Projects using the same technology found in travel passes, some new bank cards, and some electronic entry keys

This page is where I’ll post about anything I have done with NFC, or Near Field Communication, to give it it’s full name, having now got some equipment that supports it, a Samsung Galaxy S4 mobile telephone, I do also have the S II “P” version that includes NFC hardware, and the two do talk to one another, the newer of the phones has the support needed for contactless payments, ideal when getting lunch out at some places

On discovering some of the potentials of this technology it gave me some ideas of what I could actually do with it, so when I get some blank tags I’ll even include some how-to guides on how to make your own NFC tags, this should be a lot of fun

NFC reception on a shortwave radio

After doing some digging on Wikipedia, I found the radio frequency in use by NFC, this is 13.56MHz, a frequency that is readily tunable on most shortwave receivers.

This brings an issue into play, security. NFC will only work when the two devices are next to each other, however antennas can pick up the signal.  If only one device of the pair is powered, moving the unpowered device away appears to cut the transmission from the powered device.

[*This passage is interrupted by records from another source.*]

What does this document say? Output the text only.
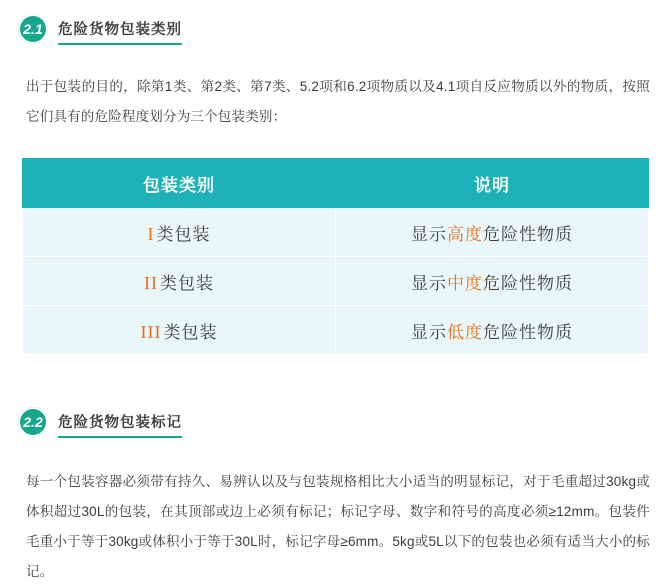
2.1 危险货物包装类别
出于包装的目的，除第1类、第2类、第7类、5.2项和6.2项物质以及4.1项自反应物质以外的物质，按照它们具有的危险程度划分为三个包装类别：
包装类别	说明
I 类包装	显示高度危险性物质
II 类包装	显示中度危险性物质
III 类包装	显示低度危险性物质
2.2 危险货物包装标记
每一个包装容器必须带有持久、易辨认以及与包装规格相比大小适当的明显标记，对于毛重超过30kg或体积超过30L的包装，在其顶部或边上必须有标记；标记字母、数字和符号的高度必须≥12mm。包装件毛重小于等于30kg或体积小于等于30L时，标记字母≥6mm。5kg或5L以下的包装也必须有适当大小的标记。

The range I managed to obtain with my shortwave receiver acting as the “in the middle” device was limited to a centimeter or two.  My phone was used as the powered NFC device, a passive NFC device was used in this test, when the phone was reading data from the passive device the transfer could be heard over the speaker, when the transfer stopped the carrier was dead, moving the passive device away shut down the transmission from the phone. I will make a video demonstration of this at some stage using a device that does not contain any sensitive data, most likely a tag I have written myself with some nonsense text in it, so if it can be deciphered with the audio, it will just come back as garbage or nonsensical.